If you'd rather think than get electrically shocked, you're part of the minority

By Jennifer Pilgrim,

Would you choose to sit and think for fifteen minutes, or give yourself a slight electrical shock instead? Researchers at the University of Virginia determined that about a quarter of women and two-thirds of men tend to choose electric shocks over their own company.

Over 800 people participated in the study, reports Reuters, and participants were asked to sit in a bare room and spend up to fifteen minutes doing nothing but thinking. No cellphones, music, television, or reading and writing materials were allowed. Participants were asked to simply remain in their seats and awake during the experiment.

The result? Most did not enjoy the task, and reported that it was hard to concentrate without any external stimuli.

According to the Washington Post, most people chose an electrical shock over the fifteen minutes of thinking, regardless of how much time they were given beforehand to plan, or the fact that they were given a sample shock to take away the curiosity factor of how painful the decision would be.

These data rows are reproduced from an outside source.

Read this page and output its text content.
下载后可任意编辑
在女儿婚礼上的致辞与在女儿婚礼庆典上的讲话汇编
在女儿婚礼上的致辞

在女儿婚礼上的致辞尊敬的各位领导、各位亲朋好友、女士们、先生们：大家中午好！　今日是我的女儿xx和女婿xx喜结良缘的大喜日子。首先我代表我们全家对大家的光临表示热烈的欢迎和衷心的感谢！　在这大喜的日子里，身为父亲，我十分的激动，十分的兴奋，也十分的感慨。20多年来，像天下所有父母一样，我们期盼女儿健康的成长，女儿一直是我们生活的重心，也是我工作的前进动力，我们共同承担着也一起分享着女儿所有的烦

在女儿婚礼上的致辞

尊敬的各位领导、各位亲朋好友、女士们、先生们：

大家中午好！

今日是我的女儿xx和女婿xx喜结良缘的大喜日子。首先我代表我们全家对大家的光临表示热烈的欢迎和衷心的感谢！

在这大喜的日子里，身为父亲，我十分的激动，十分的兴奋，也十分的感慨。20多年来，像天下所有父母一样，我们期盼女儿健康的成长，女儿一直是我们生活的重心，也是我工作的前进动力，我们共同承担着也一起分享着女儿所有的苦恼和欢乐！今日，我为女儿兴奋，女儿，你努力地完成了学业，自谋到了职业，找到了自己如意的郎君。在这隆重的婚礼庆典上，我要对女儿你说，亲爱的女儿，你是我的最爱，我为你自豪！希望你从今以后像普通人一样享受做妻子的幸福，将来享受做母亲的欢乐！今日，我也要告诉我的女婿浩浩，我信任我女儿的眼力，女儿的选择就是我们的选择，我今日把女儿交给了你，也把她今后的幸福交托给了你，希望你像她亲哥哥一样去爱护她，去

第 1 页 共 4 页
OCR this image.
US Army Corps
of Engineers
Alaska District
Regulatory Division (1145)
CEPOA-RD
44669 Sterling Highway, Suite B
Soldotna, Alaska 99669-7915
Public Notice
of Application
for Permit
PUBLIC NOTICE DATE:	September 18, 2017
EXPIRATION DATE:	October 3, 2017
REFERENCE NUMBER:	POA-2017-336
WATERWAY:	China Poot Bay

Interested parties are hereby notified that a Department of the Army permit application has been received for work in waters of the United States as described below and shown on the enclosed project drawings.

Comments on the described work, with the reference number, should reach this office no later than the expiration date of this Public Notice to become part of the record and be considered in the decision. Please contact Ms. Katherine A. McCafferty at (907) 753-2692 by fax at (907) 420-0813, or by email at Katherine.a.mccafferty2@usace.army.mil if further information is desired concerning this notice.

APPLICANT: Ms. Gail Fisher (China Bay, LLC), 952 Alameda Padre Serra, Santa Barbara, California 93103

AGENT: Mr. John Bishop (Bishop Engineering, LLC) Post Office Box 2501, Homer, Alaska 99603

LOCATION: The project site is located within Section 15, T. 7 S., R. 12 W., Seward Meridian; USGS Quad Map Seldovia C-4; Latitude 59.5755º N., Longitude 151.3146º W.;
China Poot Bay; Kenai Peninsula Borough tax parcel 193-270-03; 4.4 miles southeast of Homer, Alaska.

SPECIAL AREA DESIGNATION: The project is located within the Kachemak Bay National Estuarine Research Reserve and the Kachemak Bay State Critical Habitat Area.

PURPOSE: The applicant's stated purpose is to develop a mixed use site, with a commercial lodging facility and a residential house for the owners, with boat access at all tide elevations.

Reportedly, 6 of the 24 women shocked themselves, and 12 of the 18 men also chose to voluntarily. “We went into this thinking that 'mind wandering' wouldn't be that hard,” said Timothy Wilson, the lead author of the study. “We have this big brain full of pleasant memories, and we're able to tell ourselves stories and make up fantasies. But despite that, we kept finding that people didn't like it much and found it hard.”